On November 29, 1941, Nazi forces carried out their second mass killing of Jews in four days in Lithuania. The victims in both cases were German Jews who had been deported to Lithuania after the German conquest of that territory as part of the invasion of the Soviet Union, which began on June 22, 1941.

In the massacre at the Ninth Fort in Kaunas, Lithuania, Nazi paramilitary forces executed 693 men, 1,155 women, and 152 children, each with a single bullet to the neck, with the bodies heaped within giant earth pits dug by 300 enslaved Red Army prisoners. These Jews had been expelled from Vienna and Breslau. The earlier massacre at the same location on November 25 involved Jews from Berlin, Munich and Frankfurt. Almost five thousand Jews in total were murdered in the two Ninth Fort massacres.

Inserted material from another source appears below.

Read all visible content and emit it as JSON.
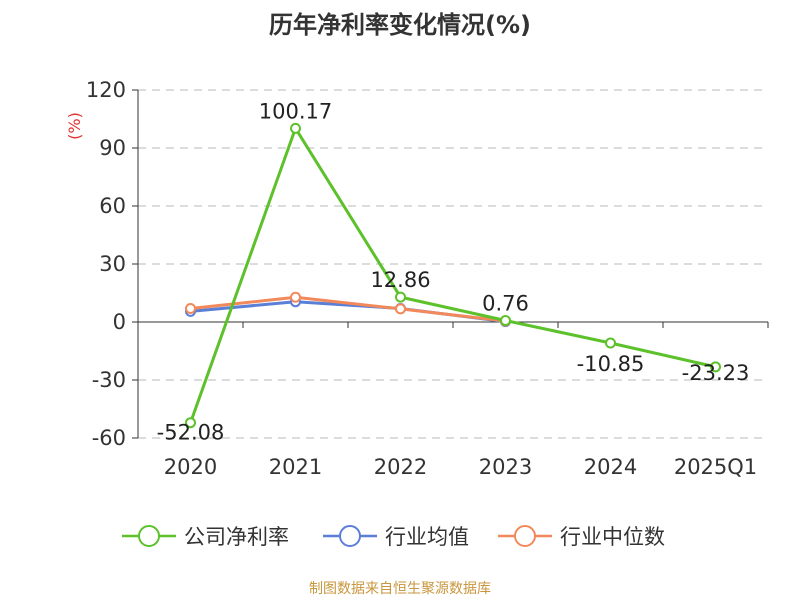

The massacres were the first instance of the systematic killing of German Jews during the Holocaust. Concentration camps existed within Germany at the time, but not yet extermination camps.

Jews from Germany and Austria were called “Reich Jews” by the Nazi authorities. The deportation of the Reich Jews began in mid-October and continued until February 1942, 53,000 Reich Jews and 5,000 Gypsies were transported to Lithuania and murdered.

The Ninth Fort massacres were conducted by Einsatzkommando 3, a mobile killing squad and sub-unit of the larger Einsatzgruppen, led by Karl Jager. Jager, a Swiss-born devoted Nazi, was central to the almost total eradication of Lithuanian Jewry. His detailed reports of the murderous actions of his Einsatzkommando unit, including both German Nazis and Lithuanian collaborators, became known as the “Jager Report.”

The almost daily reports kept a running record of the murder of nearly 138,000 Jews. The unit killed mainly Jews, but also 1,000 communists, hundreds of disabled people, and scores of those deemed criminals. On 17 occasions, daily executions exceeded 2,000 people.